Mutual funds evolved way back in 1963, but have gained attention in recent times post demonetization and the digital India campaign. Even SEBI (Securities and Exchange Board of India) and AMFI (Association of Mutual Funds in India) have become the forerunners in bringing awareness about mutual funds among investors. However, people still wonder why they would invest in mutual funds rather than in other instruments such as insurance, PPF, bank FDs (Fixed Deposits), post office schemes, etc.
With respect to mutual funds, people make investment decisions based on two major factors – returns (specifically which are guaranteed) and risk. Owing to those considerations, people tend to move to bank FDs and government securities which give them guaranteed returns with less or virtually no risk. Nonetheless, one should not base their investment decisions solely on these two factors. Let us go on to discuss what makes mutual funds a more attractive investment product.
Returns
Return is a factor that people tend to give the highest weightage to. One of the most common questions asked by people is the rates of return that mutual funds provide in comparison to bank FDs.

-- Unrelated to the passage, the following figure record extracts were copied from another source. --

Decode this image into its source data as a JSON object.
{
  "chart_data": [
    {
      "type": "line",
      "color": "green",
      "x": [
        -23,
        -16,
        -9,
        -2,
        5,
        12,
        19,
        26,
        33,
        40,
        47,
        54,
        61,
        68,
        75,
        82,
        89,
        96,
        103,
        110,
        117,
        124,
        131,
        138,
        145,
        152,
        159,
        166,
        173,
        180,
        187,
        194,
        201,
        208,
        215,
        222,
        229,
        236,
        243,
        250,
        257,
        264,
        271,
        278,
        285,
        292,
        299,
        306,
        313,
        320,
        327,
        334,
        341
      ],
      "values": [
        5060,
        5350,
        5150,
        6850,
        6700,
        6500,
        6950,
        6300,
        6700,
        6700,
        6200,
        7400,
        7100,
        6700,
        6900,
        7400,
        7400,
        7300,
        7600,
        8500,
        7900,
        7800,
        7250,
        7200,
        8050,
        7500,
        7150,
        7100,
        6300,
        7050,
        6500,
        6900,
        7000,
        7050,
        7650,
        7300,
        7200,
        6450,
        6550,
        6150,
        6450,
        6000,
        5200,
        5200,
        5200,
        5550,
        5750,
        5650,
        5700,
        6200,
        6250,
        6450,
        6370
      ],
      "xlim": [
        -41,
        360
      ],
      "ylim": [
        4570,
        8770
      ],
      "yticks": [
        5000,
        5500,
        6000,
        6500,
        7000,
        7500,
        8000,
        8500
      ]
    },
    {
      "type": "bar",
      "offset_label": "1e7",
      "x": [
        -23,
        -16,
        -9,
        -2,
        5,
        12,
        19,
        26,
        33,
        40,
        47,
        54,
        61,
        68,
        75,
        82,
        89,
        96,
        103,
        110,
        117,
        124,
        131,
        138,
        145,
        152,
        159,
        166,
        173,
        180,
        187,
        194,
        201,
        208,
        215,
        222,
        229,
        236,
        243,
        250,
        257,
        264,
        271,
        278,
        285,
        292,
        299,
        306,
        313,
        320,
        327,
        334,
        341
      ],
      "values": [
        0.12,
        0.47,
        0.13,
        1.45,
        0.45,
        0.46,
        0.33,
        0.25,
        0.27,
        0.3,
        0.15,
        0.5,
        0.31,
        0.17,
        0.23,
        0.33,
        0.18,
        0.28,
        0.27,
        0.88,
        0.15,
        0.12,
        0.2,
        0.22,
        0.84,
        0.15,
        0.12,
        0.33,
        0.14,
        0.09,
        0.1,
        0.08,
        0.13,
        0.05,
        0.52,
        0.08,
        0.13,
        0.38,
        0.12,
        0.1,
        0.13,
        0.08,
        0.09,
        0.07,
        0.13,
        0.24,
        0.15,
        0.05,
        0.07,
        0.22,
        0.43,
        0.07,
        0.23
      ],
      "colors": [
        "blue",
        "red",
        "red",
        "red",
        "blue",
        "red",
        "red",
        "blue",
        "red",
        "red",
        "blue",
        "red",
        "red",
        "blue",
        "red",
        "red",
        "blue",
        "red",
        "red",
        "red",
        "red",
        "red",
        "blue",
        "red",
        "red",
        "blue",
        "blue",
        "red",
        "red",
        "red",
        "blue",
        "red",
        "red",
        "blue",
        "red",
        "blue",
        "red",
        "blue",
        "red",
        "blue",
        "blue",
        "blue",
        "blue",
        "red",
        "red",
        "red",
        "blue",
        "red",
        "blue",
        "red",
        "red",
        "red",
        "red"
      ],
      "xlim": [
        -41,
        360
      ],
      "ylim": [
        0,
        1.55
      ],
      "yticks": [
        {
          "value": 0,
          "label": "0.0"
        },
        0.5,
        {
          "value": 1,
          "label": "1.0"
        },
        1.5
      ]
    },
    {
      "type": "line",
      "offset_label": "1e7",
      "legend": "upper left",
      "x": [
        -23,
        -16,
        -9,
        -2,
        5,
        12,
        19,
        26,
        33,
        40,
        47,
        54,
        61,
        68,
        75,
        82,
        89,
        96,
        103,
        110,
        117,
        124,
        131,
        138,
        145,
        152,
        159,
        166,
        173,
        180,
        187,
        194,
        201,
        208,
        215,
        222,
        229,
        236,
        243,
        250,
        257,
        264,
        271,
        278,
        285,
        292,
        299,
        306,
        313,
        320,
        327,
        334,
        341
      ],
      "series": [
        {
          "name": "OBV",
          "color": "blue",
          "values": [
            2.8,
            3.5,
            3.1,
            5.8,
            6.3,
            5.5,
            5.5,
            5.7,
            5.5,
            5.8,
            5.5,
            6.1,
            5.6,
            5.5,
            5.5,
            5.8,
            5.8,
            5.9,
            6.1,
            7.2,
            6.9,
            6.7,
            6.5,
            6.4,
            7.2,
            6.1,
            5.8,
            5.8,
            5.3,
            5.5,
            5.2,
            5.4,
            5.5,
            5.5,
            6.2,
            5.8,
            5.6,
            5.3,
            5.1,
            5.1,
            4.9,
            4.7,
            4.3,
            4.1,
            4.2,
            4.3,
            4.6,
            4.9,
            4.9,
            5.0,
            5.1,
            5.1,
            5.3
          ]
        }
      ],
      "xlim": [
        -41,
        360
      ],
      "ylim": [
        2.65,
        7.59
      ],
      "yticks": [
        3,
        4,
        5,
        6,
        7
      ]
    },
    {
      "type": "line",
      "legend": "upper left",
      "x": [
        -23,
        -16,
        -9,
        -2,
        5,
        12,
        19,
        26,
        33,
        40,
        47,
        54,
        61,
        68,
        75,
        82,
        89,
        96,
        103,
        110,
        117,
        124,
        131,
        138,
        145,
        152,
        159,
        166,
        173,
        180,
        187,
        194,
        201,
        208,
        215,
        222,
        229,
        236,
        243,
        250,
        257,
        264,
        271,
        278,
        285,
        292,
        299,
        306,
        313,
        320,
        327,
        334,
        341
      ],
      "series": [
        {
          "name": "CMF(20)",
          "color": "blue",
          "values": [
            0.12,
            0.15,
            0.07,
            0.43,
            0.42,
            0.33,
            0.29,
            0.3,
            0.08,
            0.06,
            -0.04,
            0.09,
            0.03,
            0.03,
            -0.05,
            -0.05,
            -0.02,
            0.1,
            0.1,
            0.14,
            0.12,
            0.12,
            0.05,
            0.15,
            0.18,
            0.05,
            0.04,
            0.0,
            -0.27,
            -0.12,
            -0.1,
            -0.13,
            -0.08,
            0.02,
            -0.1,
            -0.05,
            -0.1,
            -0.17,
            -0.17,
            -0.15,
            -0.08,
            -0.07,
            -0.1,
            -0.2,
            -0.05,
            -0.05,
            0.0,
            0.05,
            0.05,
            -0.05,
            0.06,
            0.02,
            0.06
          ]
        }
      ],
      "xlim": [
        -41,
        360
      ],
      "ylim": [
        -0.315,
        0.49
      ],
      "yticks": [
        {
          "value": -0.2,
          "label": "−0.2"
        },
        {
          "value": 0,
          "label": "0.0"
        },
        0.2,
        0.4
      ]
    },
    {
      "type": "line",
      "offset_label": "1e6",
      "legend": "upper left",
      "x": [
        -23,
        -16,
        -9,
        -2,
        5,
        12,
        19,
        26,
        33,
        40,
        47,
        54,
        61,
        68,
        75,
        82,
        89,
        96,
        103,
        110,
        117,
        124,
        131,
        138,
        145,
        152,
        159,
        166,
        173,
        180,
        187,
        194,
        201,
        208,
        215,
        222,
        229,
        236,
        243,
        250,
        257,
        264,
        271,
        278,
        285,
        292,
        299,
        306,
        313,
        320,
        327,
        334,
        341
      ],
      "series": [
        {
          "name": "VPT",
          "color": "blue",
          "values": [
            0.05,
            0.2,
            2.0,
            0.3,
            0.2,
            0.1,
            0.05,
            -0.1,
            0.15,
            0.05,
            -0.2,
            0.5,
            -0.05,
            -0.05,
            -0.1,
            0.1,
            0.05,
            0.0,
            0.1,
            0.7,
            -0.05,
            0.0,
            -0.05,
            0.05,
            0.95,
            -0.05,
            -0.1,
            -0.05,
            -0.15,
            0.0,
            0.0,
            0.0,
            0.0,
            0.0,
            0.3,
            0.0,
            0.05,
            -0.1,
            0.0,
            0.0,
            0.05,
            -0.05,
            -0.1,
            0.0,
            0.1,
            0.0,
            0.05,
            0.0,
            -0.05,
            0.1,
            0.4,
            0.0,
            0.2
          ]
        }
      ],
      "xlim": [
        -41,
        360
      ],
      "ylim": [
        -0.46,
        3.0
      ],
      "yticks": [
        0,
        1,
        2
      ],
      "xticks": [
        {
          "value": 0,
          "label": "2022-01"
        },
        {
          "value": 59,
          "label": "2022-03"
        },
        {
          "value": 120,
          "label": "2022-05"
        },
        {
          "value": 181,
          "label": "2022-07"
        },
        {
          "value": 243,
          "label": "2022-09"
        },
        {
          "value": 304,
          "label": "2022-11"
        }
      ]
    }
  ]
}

It is crucial to understand that returns depend on various factors such as asset class, investment horizon, investment objective, etc. Looking at the historical performance of mutual funds helps to better predict if they will perform well and are capable of providing better inflation-adjusted returns.
Discipline
Investors should be disciplined enough so as to actually benefit from their investments. Systematic Investment Plan (SIP) is one of the facilities in mutual fund which allows investors to invest small amounts regularly over a period of time. Usually, it is preferred to invest on a monthly basis but one can also do so daily or annually via SIP. This feature enables to stay invested in a disciplined manner by regularly participating in market.
Diversification
It has been correctly stated to not put all eggs in one basket while investing. This suggests spreading out your investment across different asset classes to reduce your risk. Mutual funds are structured in a way such that you automatically get the diversification benefit since the fund manager invests in various stocks of different sectors. With hybrid mutual funds, the fund manager invests in both equity as well as debt to further diversify across asset classes. Yet, this does not imply that you place all your money in a single mutual fund; however, it has been observed that beyond a certain limit, investing in more and more number of mutual fund schemes does not provide any diversification benefit.